Как Бертран ни сдерживался, он не смог не поднять взгляда на Софи. Она как раз смотрела в его сторону, но тут же отвернулась. Однако вскоре опять на него посмотрела. Ее глаза, словно под гипнозом, смотрели в его глаза, а его — в ее. Это продолжалось какую-то долю секунды, но им показалось, что прошла целая вечность.
Вечером Бертран дал себе последнюю клятву, а когда вернулся домой, собрал мясо и кости в сверток, добавил камень для веса и связал поплотнее, намереваясь незаметно ускользнуть и утопить все в Сене.
«Хватит, — твердил он. — Это не повторится. Никогда. Клянусь перед глазами твоими».
Он был влюблен. Влюблен. На обратном пути к нему пристала уличная женщина, но он твердо отказал ей. «Уродина», — пробормотал он под нос. Ему такие больше не нужны. Внезапно Бертран стал очень добродетелен.
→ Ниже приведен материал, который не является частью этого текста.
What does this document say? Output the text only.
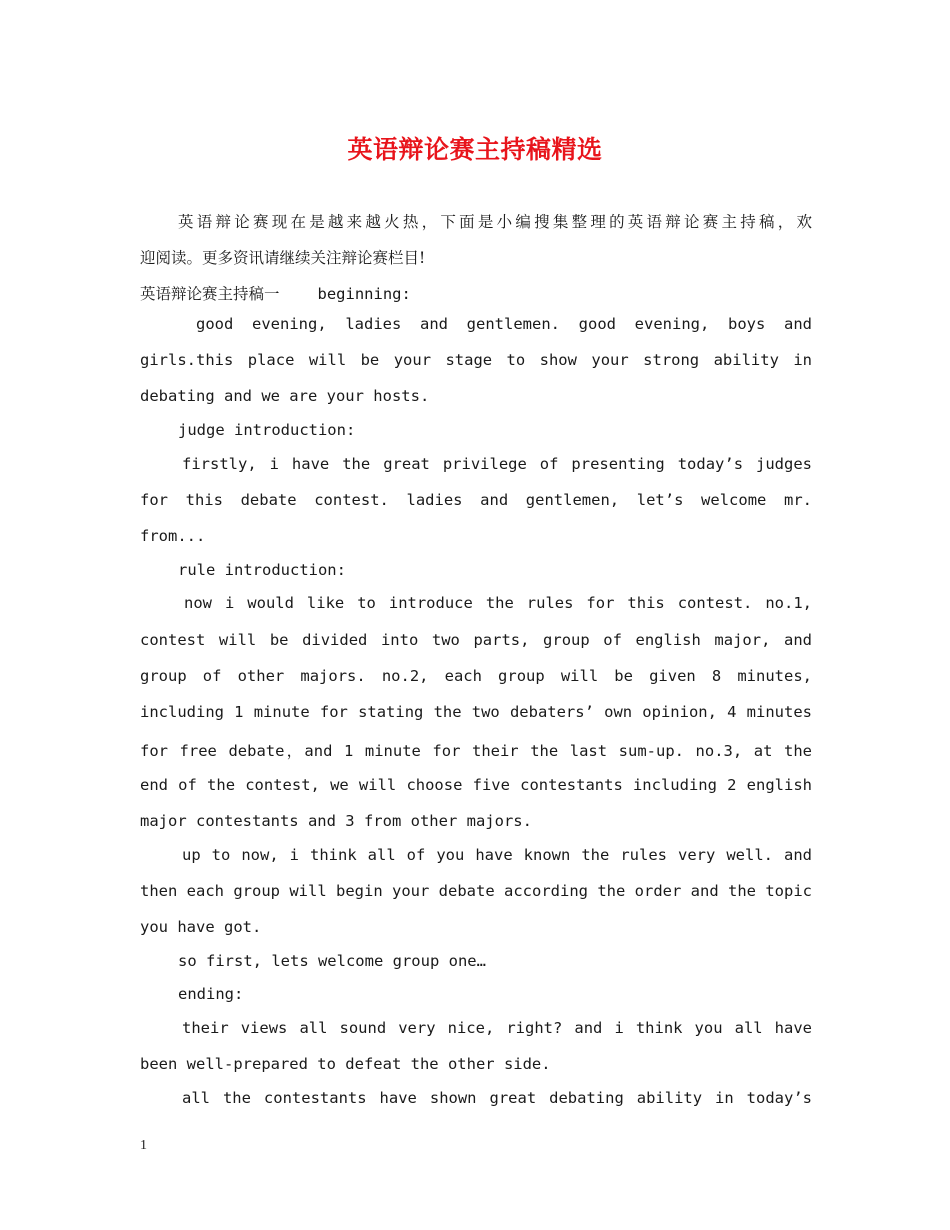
英语辩论赛主持稿精选
英语辩论赛现在是越来越火热，下面是小编搜集整理的英语辩论赛主持稿，欢
迎阅读。更多资讯请继续关注辩论赛栏目!
英语辩论赛主持稿一 beginning:
good evening, ladies and gentlemen. good evening, boys and
girls.this place will be your stage to show your strong ability in
debating and we are your hosts.
judge introduction:
firstly, i have the great privilege of presenting today’s judges
for this debate contest. ladies and gentlemen, let’s welcome mr.
from...
rule introduction:
now i would like to introduce the rules for this contest. no.1,
contest will be divided into two parts, group of english major, and
group of other majors. no.2, each group will be given 8 minutes,
including 1 minute for stating the two debaters’ own opinion, 4 minutes
for free debate，and 1 minute for their the last sum-up. no.3, at the
end of the contest, we will choose five contestants including 2 english
major contestants and 3 from other majors.
up to now, i think all of you have known the rules very well. and
then each group will begin your debate according the order and the topic
you have got.
so first, lets welcome group one…
ending:
their views all sound very nice, right? and i think you all have
been well-prepared to defeat the other side.
all the contestants have shown great debating ability in today’s
1
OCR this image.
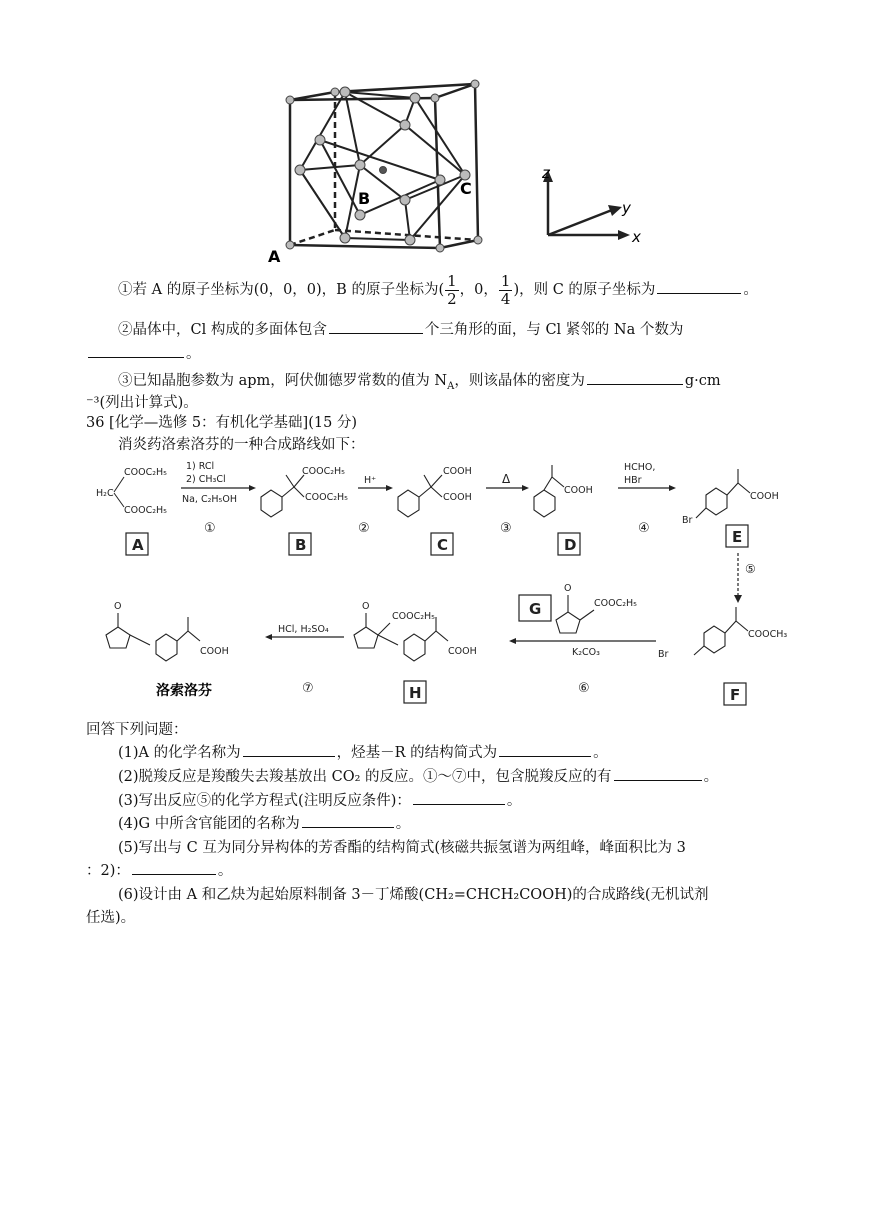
A
B
C
z
y
x
①若 A 的原子坐标为(0，0，0)，B 的原子坐标为( $\frac{1}{2}$ ，0， $\frac{1}{4}$ )，则 C 的原子坐标为	。
②晶体中，Cl 构成的多面体包含	个三角形的面，与 Cl 紧邻的 Na 个数为
。
③已知晶胞参数为 apm，阿伏伽德罗常数的值为 $N_A$，则该晶体的密度为	g·cm
⁻³(列出计算式)。
36 [化学—选修 5：有机化学基础](15 分)
消炎药洛索洛芬的一种合成路线如下：
H₂C
COOC₂H₅
COOC₂H₅
1) RCl
2) CH₃Cl
Na, C₂H₅OH
①
COOC₂H₅
COOC₂H₅
H⁺
②
COOH
COOH
Δ
③
COOH
HCHO,
HBr
④
COOH
Br
⑤
COOCH₃
Br
O
COOC₂H₅
K₂CO₃
⑥
O
COOC₂H₅
COOH
HCl, H₂SO₄
⑦
O
COOH
洛索洛芬
A	B	C	D	E
F
G
H
回答下列问题：
(1)A 的化学名称为	，烃基－R 的结构简式为	。
(2)脱羧反应是羧酸失去羧基放出 CO₂ 的反应。①～⑦中，包含脱羧反应的有	。
(3)写出反应⑤的化学方程式(注明反应条件)：	。
(4)G 中所含官能团的名称为	。
(5)写出与 C 互为同分异构体的芳香酯的结构简式(核磁共振氢谱为两组峰，峰面积比为 3
：2)：	。
(6)设计由 A 和乙炔为起始原料制备 3－丁烯酸(CH₂=CHCH₂COOH)的合成路线(无机试剂
任选)。
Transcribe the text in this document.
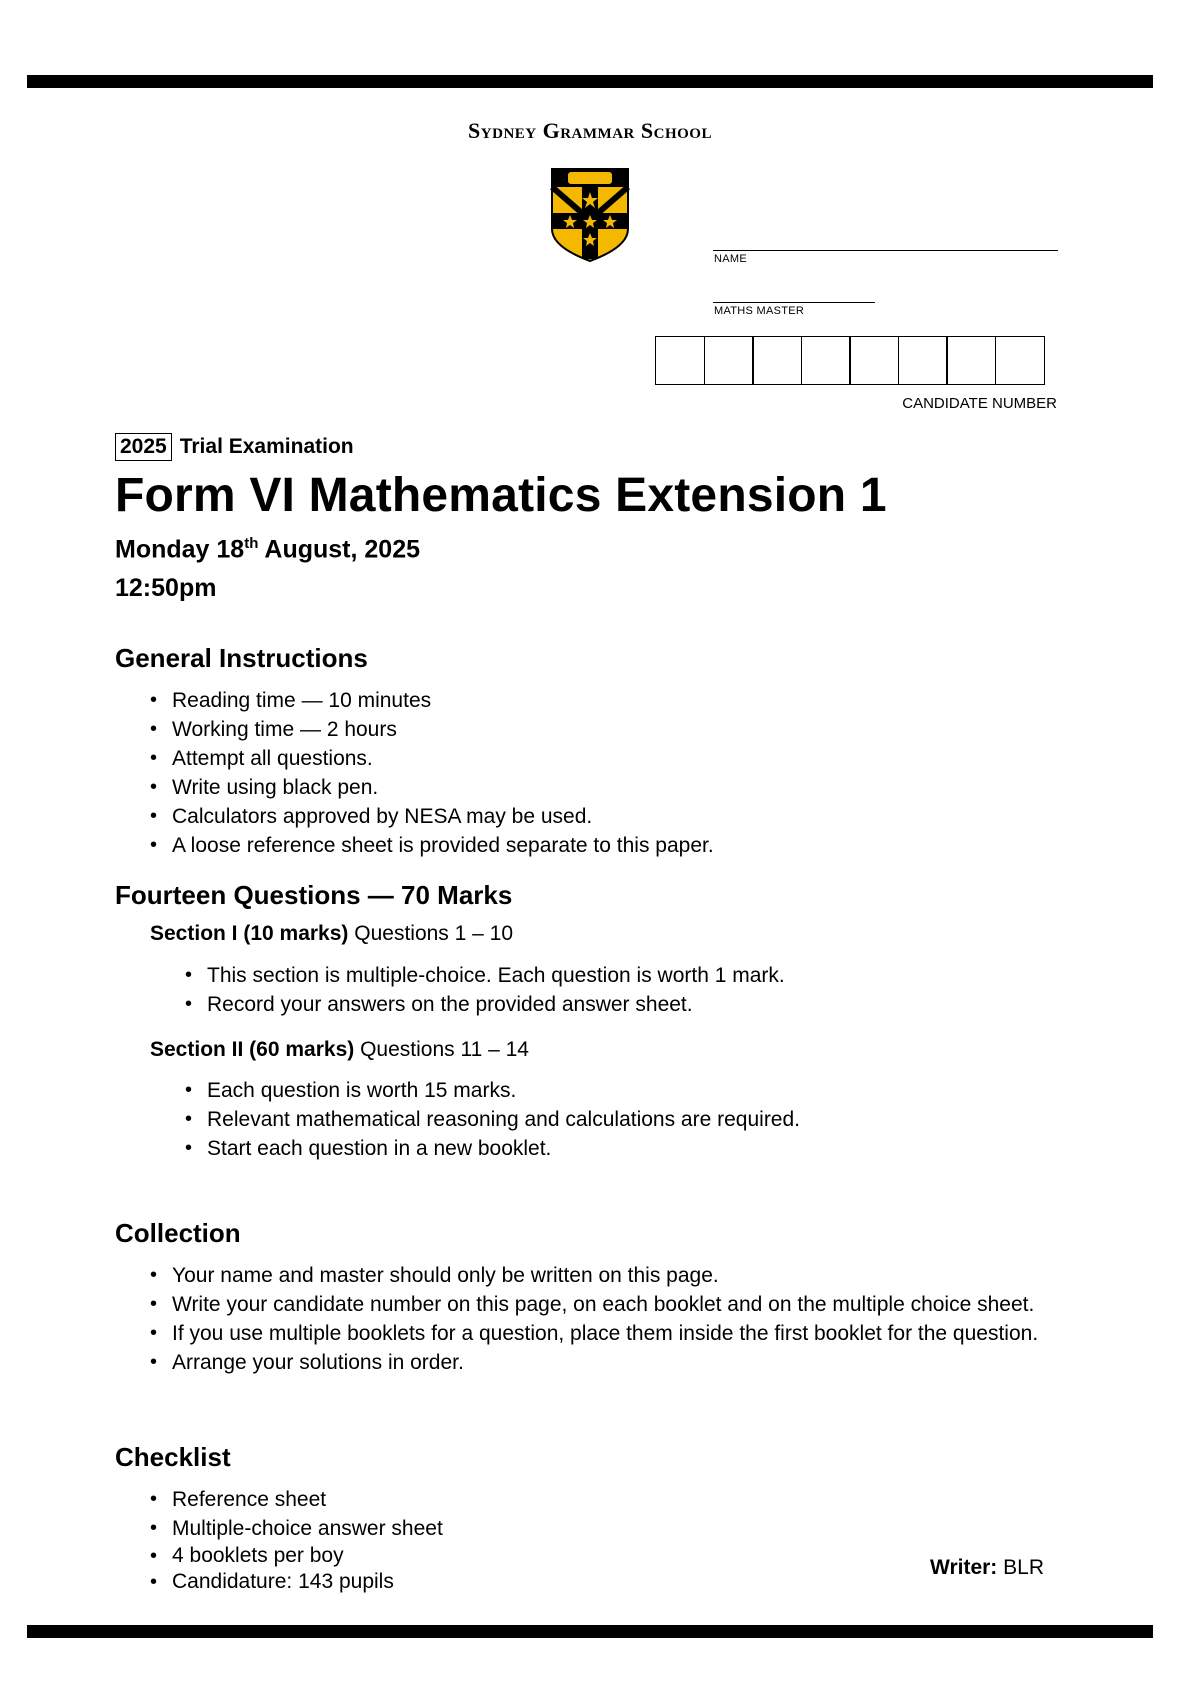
Sydney Grammar School
NAME
MATHS MASTER
CANDIDATE NUMBER
2025 Trial Examination
Form VI Mathematics Extension 1
Monday 18th August, 2025
12:50pm
General Instructions
• Reading time — 10 minutes
• Working time — 2 hours
• Attempt all questions.
• Write using black pen.
• Calculators approved by NESA may be used.
• A loose reference sheet is provided separate to this paper.
Fourteen Questions — 70 Marks
Section I (10 marks) Questions 1 – 10
• This section is multiple-choice. Each question is worth 1 mark.
• Record your answers on the provided answer sheet.
Section II (60 marks) Questions 11 – 14
• Each question is worth 15 marks.
• Relevant mathematical reasoning and calculations are required.
• Start each question in a new booklet.
Collection
• Your name and master should only be written on this page.
• Write your candidate number on this page, on each booklet and on the multiple choice sheet.
• If you use multiple booklets for a question, place them inside the first booklet for the question.
• Arrange your solutions in order.
Checklist
• Reference sheet
• Multiple-choice answer sheet
• 4 booklets per boy
• Candidature: 143 pupils
Writer: BLR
Вернулся к себе и забылся здоровым сном. И проспал до утра без видений.
«Я излечен! — проснувшись, захотел он крикнуть солнцу, чей рассветный луч проник в комнату. — Излечен! Она исцелила меня. С ее помощью мне понадобилась только сила воли».
Днем, в кантине, Бертран опасливо подавил порыв подбежать к Софи и поблагодарить ее за все. Но нашел, тем не менее, клочок бумаги и написал: «Вы спасли меня от ночных кошмаров. Вы ангел». И два дня носил его в кармане, не решаясь вручить.
Но однажды, ближе к вечеру, когда карета Софи уже подъезжала и Бертран мог в очередной раз упустить такую возможность, он поспешил к стойке и протянул ей записку. Она схватила ее и спрятала в рукав, будто только и ждала этого, будто всю жизнь прятала его любовные послания.
Прежде, чем уехать с Барралем, девушка улучила время прочитать письмо: «Вы спасли меня от ночных кошмаров». Дрожь сотрясла ее. Откуда он знает? Как догадался о ее снах?
В карете ей уже не хотелось смеяться над шутками кавалера. Но Софи не поддалась настроению. Все давно привыкли видеть, как она не перестает дарить улыбки и веселье. И она делала это — неважно, что было у нее на душе.